Partout, l’héritage historique est sourd, lourd. Il infuse la société contemporaine. Alors, pour ne plus le passer sous silence – ou pour donner la parole aux opprimé·es –, les trois photographes utilisent et transforment les traces visuelles existantes. Dans Lien·s, Adeline Rapon s’émancipe volontairement du portrait colonial figé pour rendre hommage à la communauté LGBTQ+ martiniquaise, ses compositions décadrant le regard comme un appel à la libération face au poids de l’histoire. Lebohang Kganye évince tout colon de ses créations pour mettre en valeur une lecture plus inclusive du passé. Dans ses dioramas, les femmes occupent une place de choix et affirment leur rôle dans la transmission d’un savoir nécessaire. Enfin, à coups de pinceau, Flora Nguyen efface la haine des cartes postales qu’elle trouve.
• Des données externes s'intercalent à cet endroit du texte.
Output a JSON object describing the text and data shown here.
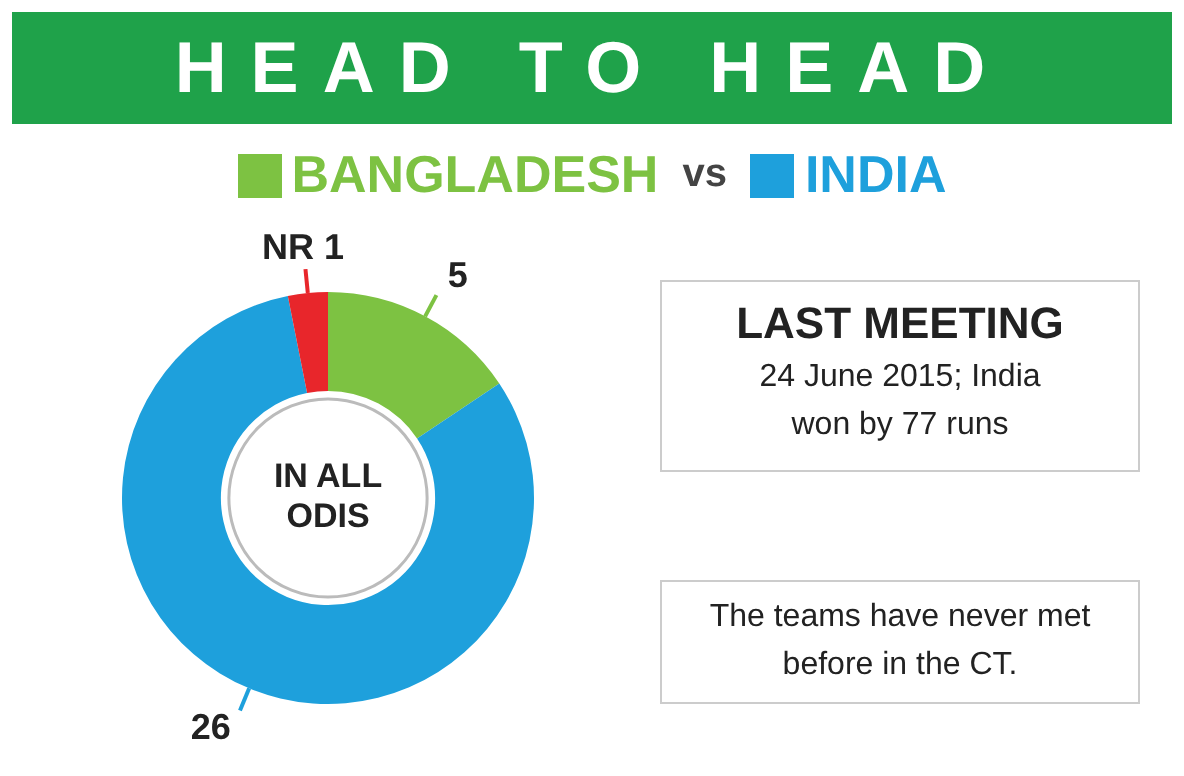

Ici, le sang versé devient une parure dorée, là, la posture prédatrice d’un GI est effacée par une épaisse couche grise n’épargnant que les jambes de sa victime.
Cet article est à retrouver dans son intégralité dans Fisheye #66.
« On voit dans les archives le regard du colonisateur, la manière dont il a façonné l’imaginaire lié aux femmes indigènes, affichant à la fois un mépris (on craint l’union interraciale) et une vision érotisée et fétichisée de ces femmes. »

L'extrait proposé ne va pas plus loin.